Can somebody help? Thanks
Upvotes: 2
Views: 1164
Reputation: 45829
You should already be linking to the files without the .php
extension on your internal URLs (ie. href="/page1"
, not href="/page1.php"
). I'm also assuming that your URLs don't otherwise contain dots (which normally delimits the file extension).
Implement a rewrite to append the .php
extension if required. This needs to go near the top of the root .htaccess
file:
RewriteEngine On
# Internally rewrite extenionless URLs to append ".php" if required
# Tests only requests (that do not contain a dot) in the root directory
RewriteCond %{DOCUMENT_ROOT}/$1.php -f
RewriteRule ^([^./]+)$ $1.php [L]
Alternative for the RewriteCond
(filesystem check):
RewriteCond %{REQUEST_FILENAME}.php -f
:
Alternatively, you could remove the RewriteCond
directive altogether to unconditionally rewrite all requests in the root (without a file extension) to append the .php
extension.
(OPTIONAL) If you are changing a URL structure and removing .php
from your URLs and the old URLs have been indexed by search engines and/or linked to by third parties then you need to also implement a redirect to remove the .php
extension for SEO.
Add the following immediately after the RewriteEngine
directive above (before the internal rewrite):
# Redirect to remove the `.php` extension inbound requests
# Only affects the root directory
RewriteCond %{ENV:REDIRECT_STATUS} ^$
RewriteRule ^([^./]+)\.php$ /$1 [R=301,L]

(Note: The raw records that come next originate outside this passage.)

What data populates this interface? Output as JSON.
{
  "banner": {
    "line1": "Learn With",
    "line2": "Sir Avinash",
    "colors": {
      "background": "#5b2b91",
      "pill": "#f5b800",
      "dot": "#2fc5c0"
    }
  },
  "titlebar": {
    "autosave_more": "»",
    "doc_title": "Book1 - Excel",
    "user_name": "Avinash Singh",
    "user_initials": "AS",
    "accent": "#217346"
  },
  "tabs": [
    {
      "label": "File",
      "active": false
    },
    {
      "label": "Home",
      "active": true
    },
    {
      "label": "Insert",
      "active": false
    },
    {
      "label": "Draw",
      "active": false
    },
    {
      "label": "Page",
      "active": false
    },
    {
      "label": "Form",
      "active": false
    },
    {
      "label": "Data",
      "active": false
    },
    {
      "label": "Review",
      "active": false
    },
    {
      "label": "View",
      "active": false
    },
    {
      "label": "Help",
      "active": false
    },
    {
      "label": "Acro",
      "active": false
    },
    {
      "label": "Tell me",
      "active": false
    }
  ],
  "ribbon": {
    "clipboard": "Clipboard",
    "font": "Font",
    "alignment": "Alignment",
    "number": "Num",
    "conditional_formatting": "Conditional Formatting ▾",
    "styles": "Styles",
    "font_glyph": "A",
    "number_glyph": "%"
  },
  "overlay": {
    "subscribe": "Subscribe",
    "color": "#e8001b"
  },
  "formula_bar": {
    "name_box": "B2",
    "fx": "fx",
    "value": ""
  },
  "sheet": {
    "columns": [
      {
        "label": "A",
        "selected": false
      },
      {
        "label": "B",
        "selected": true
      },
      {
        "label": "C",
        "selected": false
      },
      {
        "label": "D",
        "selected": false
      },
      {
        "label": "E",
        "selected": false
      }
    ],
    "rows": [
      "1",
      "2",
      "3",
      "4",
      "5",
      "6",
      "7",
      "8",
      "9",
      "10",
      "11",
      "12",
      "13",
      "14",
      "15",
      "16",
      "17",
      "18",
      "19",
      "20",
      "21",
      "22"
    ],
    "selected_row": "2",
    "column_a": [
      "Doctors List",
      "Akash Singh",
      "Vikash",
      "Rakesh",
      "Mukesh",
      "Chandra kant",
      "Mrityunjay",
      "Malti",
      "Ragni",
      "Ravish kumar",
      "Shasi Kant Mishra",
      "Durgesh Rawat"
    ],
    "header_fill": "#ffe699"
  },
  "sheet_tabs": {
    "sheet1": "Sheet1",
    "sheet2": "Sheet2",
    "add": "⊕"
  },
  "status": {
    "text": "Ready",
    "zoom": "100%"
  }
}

The condition that tests against the REDIRECT_STATUS
environment variable ensures we don't redirect already rewritten requests by the later rewrite and this avoiding a redirect loop.
NB: Test first with a 302 (temporary) redirect to avoid potential caching issues.
Alternatively (instead of #3), to prevent direct access to the .php
file and serve a 404 Not Found instead then add the following immediately after the RewriteEngine
directive above (before the internal rewrite):
# Prevent direct access to ".php" file and serve a 404 instead
# Only affects the root directory
RewriteCond %{ENV:REDIRECT_STATUS} ^$
RewriteRule ^([^./]+)\.php$ - [R=404]
what is the best way to show the content of my custom 404 page every time a 404 error occurs? (I would not like to use redirect)
Use the following at the top of the .htaccess
file, passing the full URL-path to the ErrorDocument
directive.
ErrorDocument 404 /error-docs/e404.php
The stated error document is called using an internal subrequest (there is no external redirect).
Note that this should include the .php
file extension here - this is entirely invisible to the user.